Gelonghui, April 21丨Baili Tianheng (688506.SH) announced that the combination drug “BL-B01D1+PD-1 monoclonal antibody ± chemotherapy” related to the innovative biopharmaceutical injectable BL-B01D1 (EGFR×HER3-ADC) independently developed by the company recently received the “Drug Clinical Trial Approval Notice” officially approved and issued by the National Drug Administration (NMPA).

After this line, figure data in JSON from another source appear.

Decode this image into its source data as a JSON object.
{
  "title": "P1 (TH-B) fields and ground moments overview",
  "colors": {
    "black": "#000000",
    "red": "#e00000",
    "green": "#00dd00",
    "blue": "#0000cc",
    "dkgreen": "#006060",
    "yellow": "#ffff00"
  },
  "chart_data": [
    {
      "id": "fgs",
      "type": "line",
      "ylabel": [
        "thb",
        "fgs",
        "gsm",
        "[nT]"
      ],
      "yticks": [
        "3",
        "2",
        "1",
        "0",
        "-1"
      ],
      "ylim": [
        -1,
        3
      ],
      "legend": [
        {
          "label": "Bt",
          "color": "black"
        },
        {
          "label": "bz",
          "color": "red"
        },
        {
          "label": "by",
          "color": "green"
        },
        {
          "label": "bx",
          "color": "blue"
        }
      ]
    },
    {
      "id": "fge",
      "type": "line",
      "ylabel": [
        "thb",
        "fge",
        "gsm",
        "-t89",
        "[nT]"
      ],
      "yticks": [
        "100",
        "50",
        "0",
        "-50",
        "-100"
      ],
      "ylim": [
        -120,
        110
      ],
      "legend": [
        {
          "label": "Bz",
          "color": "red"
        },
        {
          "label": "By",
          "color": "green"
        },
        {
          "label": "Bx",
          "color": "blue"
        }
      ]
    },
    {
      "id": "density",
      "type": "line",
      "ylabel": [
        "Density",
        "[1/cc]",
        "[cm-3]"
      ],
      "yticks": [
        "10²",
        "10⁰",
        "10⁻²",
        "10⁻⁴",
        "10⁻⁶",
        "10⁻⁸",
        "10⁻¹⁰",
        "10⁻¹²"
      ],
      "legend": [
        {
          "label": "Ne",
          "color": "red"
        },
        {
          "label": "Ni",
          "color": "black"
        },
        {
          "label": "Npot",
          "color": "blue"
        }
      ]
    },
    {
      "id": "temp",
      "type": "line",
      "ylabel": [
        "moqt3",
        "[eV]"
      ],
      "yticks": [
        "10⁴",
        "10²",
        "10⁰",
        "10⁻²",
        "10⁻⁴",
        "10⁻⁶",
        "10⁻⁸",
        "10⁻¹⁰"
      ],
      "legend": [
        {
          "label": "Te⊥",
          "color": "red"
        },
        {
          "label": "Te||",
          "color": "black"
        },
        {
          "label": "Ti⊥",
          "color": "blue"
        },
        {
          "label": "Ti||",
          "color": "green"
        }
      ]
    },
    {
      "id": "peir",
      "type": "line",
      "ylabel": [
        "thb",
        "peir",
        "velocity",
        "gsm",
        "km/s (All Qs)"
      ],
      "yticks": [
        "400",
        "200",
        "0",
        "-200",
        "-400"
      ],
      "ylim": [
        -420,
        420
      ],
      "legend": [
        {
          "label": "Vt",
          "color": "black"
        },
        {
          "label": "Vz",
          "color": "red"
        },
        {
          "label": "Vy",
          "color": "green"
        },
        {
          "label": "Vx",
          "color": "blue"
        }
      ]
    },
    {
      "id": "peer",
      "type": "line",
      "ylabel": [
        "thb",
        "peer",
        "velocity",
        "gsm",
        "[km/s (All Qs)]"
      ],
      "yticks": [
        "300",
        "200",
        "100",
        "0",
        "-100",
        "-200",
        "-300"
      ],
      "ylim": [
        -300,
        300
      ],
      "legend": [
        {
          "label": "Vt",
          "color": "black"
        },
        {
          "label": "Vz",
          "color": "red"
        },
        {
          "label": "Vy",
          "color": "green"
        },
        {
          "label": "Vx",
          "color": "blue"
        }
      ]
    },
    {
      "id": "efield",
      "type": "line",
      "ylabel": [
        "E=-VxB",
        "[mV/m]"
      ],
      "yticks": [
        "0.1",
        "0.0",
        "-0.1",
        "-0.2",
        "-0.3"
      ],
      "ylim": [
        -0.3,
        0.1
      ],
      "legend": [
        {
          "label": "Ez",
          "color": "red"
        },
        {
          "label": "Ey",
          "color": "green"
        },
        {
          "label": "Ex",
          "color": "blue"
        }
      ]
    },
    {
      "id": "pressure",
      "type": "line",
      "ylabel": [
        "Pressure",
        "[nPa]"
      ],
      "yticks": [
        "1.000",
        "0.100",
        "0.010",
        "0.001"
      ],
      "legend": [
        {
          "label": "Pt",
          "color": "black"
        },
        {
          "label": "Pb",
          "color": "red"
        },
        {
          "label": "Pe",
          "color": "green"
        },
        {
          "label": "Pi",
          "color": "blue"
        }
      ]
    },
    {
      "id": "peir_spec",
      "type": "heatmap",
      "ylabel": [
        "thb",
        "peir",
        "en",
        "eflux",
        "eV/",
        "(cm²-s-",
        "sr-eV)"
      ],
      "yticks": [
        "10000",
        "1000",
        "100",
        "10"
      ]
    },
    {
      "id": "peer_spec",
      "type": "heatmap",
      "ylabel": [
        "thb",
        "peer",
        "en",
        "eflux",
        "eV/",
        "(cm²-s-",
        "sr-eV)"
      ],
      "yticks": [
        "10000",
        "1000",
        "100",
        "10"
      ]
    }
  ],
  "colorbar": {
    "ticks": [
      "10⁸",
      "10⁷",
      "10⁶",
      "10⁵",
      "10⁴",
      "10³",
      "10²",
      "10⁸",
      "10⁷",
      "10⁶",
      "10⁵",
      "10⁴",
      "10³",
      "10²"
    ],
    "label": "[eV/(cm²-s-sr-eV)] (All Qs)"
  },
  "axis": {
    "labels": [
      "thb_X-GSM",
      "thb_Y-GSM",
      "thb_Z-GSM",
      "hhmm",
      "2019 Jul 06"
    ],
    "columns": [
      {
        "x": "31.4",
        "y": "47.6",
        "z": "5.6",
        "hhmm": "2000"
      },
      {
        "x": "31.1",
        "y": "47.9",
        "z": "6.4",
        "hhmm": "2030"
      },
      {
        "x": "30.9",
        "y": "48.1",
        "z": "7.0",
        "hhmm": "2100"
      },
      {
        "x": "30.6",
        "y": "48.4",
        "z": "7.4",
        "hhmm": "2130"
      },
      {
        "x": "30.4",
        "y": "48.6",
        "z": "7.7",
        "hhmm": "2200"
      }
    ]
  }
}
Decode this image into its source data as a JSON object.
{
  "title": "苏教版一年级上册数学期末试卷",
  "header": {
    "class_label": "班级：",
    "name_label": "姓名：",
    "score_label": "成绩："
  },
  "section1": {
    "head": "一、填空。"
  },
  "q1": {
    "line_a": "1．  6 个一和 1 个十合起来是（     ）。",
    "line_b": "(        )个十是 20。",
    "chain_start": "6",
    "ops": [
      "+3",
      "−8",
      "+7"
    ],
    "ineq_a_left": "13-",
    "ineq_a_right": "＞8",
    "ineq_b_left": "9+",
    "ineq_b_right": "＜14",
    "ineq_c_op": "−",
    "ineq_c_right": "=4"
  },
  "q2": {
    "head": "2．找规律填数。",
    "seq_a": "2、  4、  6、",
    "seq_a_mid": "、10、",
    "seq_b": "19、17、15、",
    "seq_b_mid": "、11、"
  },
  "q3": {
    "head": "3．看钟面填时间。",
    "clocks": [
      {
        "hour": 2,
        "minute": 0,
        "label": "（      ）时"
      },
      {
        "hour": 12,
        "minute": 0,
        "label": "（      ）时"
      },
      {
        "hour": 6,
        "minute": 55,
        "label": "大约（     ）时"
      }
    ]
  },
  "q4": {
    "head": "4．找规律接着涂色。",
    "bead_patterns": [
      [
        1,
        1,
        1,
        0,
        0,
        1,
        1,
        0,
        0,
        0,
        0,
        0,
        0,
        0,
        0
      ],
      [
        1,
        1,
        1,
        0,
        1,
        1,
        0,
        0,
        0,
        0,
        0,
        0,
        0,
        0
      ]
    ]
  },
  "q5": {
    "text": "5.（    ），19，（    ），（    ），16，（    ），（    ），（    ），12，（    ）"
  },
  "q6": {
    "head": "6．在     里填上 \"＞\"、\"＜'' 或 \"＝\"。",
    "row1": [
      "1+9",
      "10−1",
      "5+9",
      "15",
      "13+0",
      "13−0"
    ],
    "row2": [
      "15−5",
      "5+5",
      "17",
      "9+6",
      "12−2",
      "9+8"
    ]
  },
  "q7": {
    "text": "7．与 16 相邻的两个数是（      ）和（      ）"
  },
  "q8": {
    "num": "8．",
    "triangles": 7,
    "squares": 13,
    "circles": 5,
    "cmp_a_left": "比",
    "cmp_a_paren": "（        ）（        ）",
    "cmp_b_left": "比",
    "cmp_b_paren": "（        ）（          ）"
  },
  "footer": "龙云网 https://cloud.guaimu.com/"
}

BL-B01D1 is a globally exclusive dual-antibody ADC drug independently developed by the company that targets EGFR and HER3 at the same time. EGFR and/or HER3 are highly expressed in most epithelial tumors. BL-B01D1 single drug shows strong efficacy signals in multiple epithelial tumor indications, especially in non-small cell lung cancer, small cell lung cancer, nasopharyngeal cancer, esophageal squamous cancer, and breast cancer, and has shown potential breakthrough efficacy in patients. BL-B01D1 monotherapy for the treatment of locally advanced or metastatic nasopharyngeal cancer patients has been included in the list of breakthrough treatment varieties by the Drug Evaluation Center of the State Drug Administration.
Currently, clinical research on BL-B01D1 as a single agent to treat terminal nasopharyngeal cancer and second-line esophageal squamous cell carcinoma has entered phase III research.